For the pathway analysis, enrichment scores (ES) of the mutated genes involved in each specific pathway were defined (see Materials and Methods). Deregulation of the 1,341 well-defined hallmark gene sets and canonical pathways from the Molecular Signature Database (19) was evaluated in both the current cohort and TCGA LUAD. We found that these pathways were deregulated at similar frequencies in both datasets (Supplementary Fig. S3A; Supplementary Table S4). We identified 59 and 42 frequently deregulated pathways for the current cohort and TCGA datasets, respectively (Supplementary Fig. S3A). Twenty-four of these pathways involved in tumor proliferation and invasion were shared between the datasets (Fisher exact test, P = 3.2 × 10−24). Thus, patients in both cohorts demonstrated common affected pathways involved in carcinogenesis.

Because some genes in ADC were affected by PAMs and other genes by MSMs, it was essential to dissect the input of each of the gene groups in the pathway regulation context. The ES of each gene group was calculated for all 1,341 pathways. The majority of the pathways were deregulated by MSMs at significantly higher frequencies than by PAMs. The recurrence rate of the top 27 pathways that are frequently deregulated by the MSM-bearing genes is shown in Fig. 2C. The O-glycan biosynthesis pathway was the only pathway more frequently deregulated by PAMs then by MSMs.

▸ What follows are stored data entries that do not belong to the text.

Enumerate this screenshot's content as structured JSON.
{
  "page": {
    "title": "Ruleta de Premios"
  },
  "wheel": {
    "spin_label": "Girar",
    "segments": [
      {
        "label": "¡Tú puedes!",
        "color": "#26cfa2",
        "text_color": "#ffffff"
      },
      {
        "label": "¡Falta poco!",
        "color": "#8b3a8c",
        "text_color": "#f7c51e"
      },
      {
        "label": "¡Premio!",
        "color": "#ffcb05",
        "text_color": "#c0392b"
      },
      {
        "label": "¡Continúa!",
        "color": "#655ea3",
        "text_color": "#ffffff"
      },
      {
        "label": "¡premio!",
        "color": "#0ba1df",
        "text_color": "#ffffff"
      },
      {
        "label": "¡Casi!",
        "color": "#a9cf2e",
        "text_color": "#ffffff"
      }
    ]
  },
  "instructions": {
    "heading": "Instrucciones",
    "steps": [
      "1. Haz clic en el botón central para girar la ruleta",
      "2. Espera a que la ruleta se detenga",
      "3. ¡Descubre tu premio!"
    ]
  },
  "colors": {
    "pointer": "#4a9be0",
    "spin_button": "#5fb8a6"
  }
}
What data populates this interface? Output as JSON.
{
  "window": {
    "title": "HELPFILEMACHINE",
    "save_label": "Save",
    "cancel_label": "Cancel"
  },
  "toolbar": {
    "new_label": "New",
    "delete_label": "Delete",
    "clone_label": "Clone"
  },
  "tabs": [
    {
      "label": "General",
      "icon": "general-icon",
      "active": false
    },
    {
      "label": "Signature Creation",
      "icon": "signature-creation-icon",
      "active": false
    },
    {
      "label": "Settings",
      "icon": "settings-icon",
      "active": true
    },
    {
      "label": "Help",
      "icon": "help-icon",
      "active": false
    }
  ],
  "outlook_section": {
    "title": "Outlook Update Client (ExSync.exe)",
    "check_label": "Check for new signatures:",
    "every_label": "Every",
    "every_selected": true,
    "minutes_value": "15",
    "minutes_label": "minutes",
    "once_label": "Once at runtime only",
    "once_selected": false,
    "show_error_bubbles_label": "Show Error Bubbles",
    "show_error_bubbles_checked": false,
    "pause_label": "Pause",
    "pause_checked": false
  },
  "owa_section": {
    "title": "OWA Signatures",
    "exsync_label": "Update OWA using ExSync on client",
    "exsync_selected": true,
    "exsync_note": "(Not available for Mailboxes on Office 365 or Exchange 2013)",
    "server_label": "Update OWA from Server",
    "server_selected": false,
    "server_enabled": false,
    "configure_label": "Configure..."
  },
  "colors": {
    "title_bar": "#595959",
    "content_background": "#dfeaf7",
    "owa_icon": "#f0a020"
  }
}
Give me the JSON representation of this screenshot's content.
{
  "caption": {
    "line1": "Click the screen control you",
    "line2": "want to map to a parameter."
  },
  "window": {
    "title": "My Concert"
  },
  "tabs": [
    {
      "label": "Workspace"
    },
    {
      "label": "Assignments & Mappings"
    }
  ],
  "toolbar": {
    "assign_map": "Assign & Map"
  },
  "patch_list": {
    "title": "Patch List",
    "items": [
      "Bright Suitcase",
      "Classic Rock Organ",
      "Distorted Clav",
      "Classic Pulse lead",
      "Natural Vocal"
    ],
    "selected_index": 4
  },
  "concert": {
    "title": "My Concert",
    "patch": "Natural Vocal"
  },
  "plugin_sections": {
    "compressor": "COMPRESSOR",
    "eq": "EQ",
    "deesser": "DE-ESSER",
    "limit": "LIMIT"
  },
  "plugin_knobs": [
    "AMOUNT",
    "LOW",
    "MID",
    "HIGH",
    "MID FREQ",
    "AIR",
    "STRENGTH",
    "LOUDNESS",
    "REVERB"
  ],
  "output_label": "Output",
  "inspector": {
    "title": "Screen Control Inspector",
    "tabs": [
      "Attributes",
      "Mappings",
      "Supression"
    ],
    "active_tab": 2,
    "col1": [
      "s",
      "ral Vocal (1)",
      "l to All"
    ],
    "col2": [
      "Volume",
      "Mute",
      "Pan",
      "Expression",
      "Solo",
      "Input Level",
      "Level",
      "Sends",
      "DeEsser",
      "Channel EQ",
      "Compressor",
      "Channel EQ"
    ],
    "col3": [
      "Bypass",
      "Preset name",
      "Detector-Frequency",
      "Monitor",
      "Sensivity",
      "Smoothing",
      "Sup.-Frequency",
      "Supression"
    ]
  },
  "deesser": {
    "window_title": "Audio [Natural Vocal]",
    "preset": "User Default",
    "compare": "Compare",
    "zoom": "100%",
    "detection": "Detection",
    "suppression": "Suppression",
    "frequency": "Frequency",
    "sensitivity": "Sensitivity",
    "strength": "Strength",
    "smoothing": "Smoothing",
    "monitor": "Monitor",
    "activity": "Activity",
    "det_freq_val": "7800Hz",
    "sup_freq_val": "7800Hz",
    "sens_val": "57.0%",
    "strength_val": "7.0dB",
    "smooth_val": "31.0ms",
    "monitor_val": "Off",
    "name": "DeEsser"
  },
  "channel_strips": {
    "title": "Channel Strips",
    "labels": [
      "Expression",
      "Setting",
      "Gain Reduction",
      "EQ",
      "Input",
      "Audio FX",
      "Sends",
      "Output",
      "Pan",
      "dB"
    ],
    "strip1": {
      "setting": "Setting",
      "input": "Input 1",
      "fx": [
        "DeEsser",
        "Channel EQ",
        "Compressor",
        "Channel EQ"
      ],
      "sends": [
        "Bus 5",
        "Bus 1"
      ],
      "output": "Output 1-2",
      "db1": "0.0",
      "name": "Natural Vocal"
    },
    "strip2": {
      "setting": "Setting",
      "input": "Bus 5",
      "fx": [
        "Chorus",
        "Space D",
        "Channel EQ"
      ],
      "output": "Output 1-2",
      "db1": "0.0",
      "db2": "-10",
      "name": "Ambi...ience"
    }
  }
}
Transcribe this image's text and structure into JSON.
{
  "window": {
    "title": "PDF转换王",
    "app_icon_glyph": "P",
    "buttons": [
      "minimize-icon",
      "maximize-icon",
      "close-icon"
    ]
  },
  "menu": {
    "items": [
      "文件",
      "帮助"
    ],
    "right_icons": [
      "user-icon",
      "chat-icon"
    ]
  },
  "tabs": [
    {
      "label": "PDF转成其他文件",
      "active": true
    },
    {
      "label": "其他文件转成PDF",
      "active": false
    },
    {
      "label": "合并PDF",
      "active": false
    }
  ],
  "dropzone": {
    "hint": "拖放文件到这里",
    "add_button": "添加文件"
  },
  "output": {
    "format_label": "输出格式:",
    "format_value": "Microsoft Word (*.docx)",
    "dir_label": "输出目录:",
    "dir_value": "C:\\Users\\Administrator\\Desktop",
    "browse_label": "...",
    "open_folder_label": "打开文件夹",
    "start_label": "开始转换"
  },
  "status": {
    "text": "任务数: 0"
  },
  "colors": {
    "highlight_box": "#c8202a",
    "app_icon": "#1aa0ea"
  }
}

To dissect the role of PAM- and MSM-deregulated pathways in tumor initiation and development, we performed unsupervised hierarchical cluster analysis and identified three patient groups designated as high (H, n = 12), intermediate (I, n = 20), and low (L, n = 9) according to the number of pathways deregulated by PAM- and MSM-bearing genes (Fig. 2D). Group H had the highest number of deregulated pathways among the three groups (Supplementary Fig. S3B) and pathways and driver genes in this group were frequently affected by both PAMs and MSMs (Fig. 2D; Supplementary Fig. S3B). In Group H, mutations in KRAS, BRAF, and EGFR genes were MSMs, whereas PI3KCA and PI3K/AKT pathway components were PAMs. However, these PAMs were present only in a subset of AAH lesions in each patient, appearing to be branch mutations and suggesting that deregulation of additional driver gene(s) was required for progression. Similarly, higher overall number of deregulated pathways in group H suggests higher genetic complexity of the tumors in this group. The intermediate group included the majority of study patients, in which MSMs (but not PAMs) were the predominant source of pathway deregulation and were frequently found in the driver genes (Fig. 2D; Supplementary Fig. S3A). Thus, in the H group, the somatic mutations in driver genes were likely essential for malignant progression. Group L, the smallest group, had infrequent pathway deregulation by either PAM- or MSM-bearing genes, suggesting that the transformation in this group could be caused by events other than the somatic driver mutations that were not readily detectable by whole-exome sequencing, such as gene rearrangements, copy number variation, epigenetic changes, deregulation of gene expression, or alternative splicing.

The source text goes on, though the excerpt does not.